I am not sure what the people who made this film were thinking. I am not sure what motivated Darren Aronofsky, a talented and provocative director, to make this movie, and I am perplexed as to why any major studio would greenlight it. What kind of expectations could they have had? They couldn't have expected it would be a hit, or make (much) money, even with semi-big stars like Jackman and Weisz in it. There wasn't even any gratuitous sex or violence to exploit, just one semi-suggestive scene with the stars making out in a bathtub.

Where is the audience for this movie? Did they think this was going to fill theaters for weeks at a time? How were they going to market it? As it turns out, it's a good movie to watch on a big new high-definition TV, because it does look great, and the dialogue is so hushed and whispered that you almost need the subtitles on, but was that really the marketing plan for this movie? I'm curious.

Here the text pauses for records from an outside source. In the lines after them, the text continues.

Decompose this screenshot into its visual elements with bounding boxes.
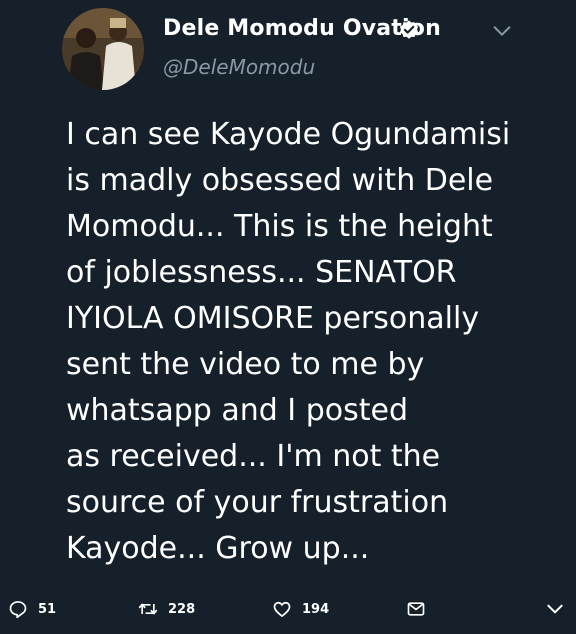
tweet-line: source of your frustration [66,485,449,520]
tweet-card: Dele Momodu Ovation @DeleMomodu I can se… [0,0,576,634]
tweet-line: as received... I'm not the [66,439,441,474]
tweet-line: of joblessness... SENATOR [66,255,457,290]
heart-icon [273,601,291,617]
direct-message-button[interactable] [406,594,426,624]
chevron-down-icon[interactable] [491,20,513,42]
avatar[interactable] [62,8,144,90]
like-button[interactable]: 194 [272,594,329,624]
retweet-icon [138,603,158,615]
like-count: 194 [302,601,330,617]
envelope-icon [407,602,425,616]
tweet-line: whatsapp and I posted [66,393,408,428]
tweet-line: sent the video to me by [66,347,425,382]
tweet-actions: 51 228 194 [0,594,576,624]
verified-badge-icon [399,20,419,39]
reply-icon [9,601,27,619]
retweet-count: 228 [168,601,196,617]
tweet-text: I can see Kayode Ogundamisi is madly obs… [66,112,536,572]
tweet-line: Kayode... Grow up... [66,531,370,566]
reply-count: 51 [38,601,57,617]
tweet-line: is madly obsessed with Dele [66,163,494,198]
author-handle[interactable]: @DeleMomodu [163,55,315,79]
tweet-line: Momodu... This is the height [66,209,493,244]
tweet-line: I can see Kayode Ogundamisi [66,117,511,152]
reply-button[interactable]: 51 [8,594,56,624]
retweet-button[interactable]: 228 [138,594,195,624]
chevron-down-icon [547,604,563,614]
more-options-button[interactable] [545,594,565,624]
tweet-line: IYIOLA OMISORE personally [66,301,480,336]
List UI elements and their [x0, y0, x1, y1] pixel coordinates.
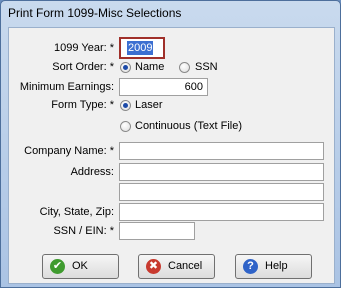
sort-name-label[interactable]: Name — [135, 61, 164, 74]
dialog-window: Print Form 1099-Misc Selections 1099 Yea… — [0, 0, 341, 288]
form-type-laser-label[interactable]: Laser — [135, 99, 163, 112]
sort-name-radio[interactable] — [120, 62, 131, 73]
cancel-button-label: Cancel — [168, 260, 203, 272]
question-icon: ? — [243, 259, 258, 274]
sort-order-label: Sort Order: * — [52, 61, 114, 73]
sort-ssn-radio[interactable] — [179, 62, 190, 73]
form-type-laser-radio[interactable] — [120, 100, 131, 111]
check-icon: ✔ — [50, 259, 65, 274]
ok-button[interactable]: ✔ OK — [42, 254, 119, 279]
ok-button-label: OK — [72, 260, 88, 272]
year-value: 2009 — [127, 41, 154, 55]
address-line2-input[interactable] — [119, 183, 324, 201]
window-title: Print Form 1099-Misc Selections — [8, 6, 182, 20]
city-state-zip-label: City, State, Zip: — [39, 206, 114, 218]
address-line1-input[interactable] — [119, 163, 324, 181]
ssn-ein-input[interactable] — [119, 222, 195, 240]
year-label: 1099 Year: * — [54, 42, 114, 54]
ssn-ein-label: SSN / EIN: * — [53, 225, 114, 237]
radio-selected-dot — [123, 65, 128, 70]
title-bar: Print Form 1099-Misc Selections — [1, 1, 340, 25]
min-earnings-input[interactable]: 600 — [119, 78, 208, 96]
help-button[interactable]: ? Help — [235, 254, 312, 279]
company-name-label: Company Name: * — [24, 145, 114, 157]
radio-selected-dot — [123, 103, 128, 108]
cancel-button[interactable]: ✖ Cancel — [138, 254, 215, 279]
form-type-label: Form Type: * — [51, 99, 114, 111]
help-button-label: Help — [265, 260, 288, 272]
year-input[interactable]: 2009 — [119, 37, 165, 59]
x-icon: ✖ — [146, 259, 161, 274]
city-state-zip-input[interactable] — [119, 203, 324, 221]
form-type-continuous-radio[interactable] — [120, 121, 131, 132]
min-earnings-label: Minimum Earnings: — [19, 81, 114, 93]
form-type-continuous-label[interactable]: Continuous (Text File) — [135, 120, 242, 133]
dialog-body: 1099 Year: * 2009 Sort Order: * Name SSN… — [8, 27, 335, 284]
company-name-input[interactable] — [119, 142, 324, 160]
address-label: Address: — [70, 166, 114, 178]
sort-ssn-label[interactable]: SSN — [195, 61, 218, 74]
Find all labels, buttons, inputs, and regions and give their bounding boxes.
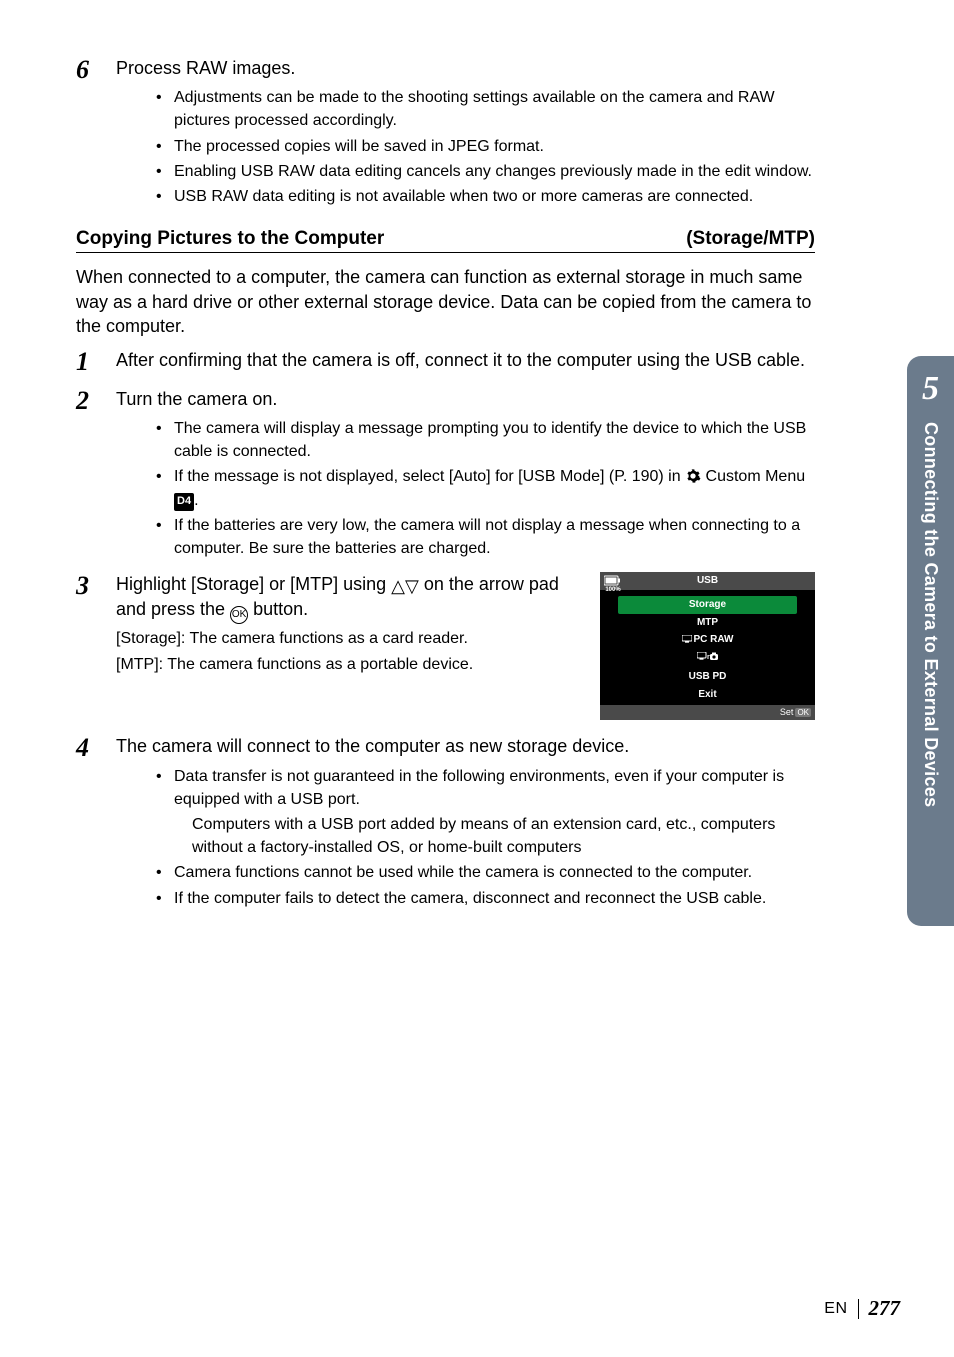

So maybe this movie wasn't a success, but at least it was an interesting... failure is the wrong word... attempt.


D.B. Echo said...

This movie has a long and interesting history. Brad Pitt was originally attached to it as the star, and I believe things got to the pre-production stage - crew hired, sets under construction, shooting scheduled in New Zealand, Brad Pitt growing long hair and a grizzly beard for the scenes that required it - when without warning the star decided to pull out, leaving a lot of people suddenly out of work. Something else happened then - I forget what, but I think it involved Perter Jackson. This was all afew years before the version that made it onto film was actually made.

Michael Plank said...

See, a movie about the history of the movie would probably be pretty good.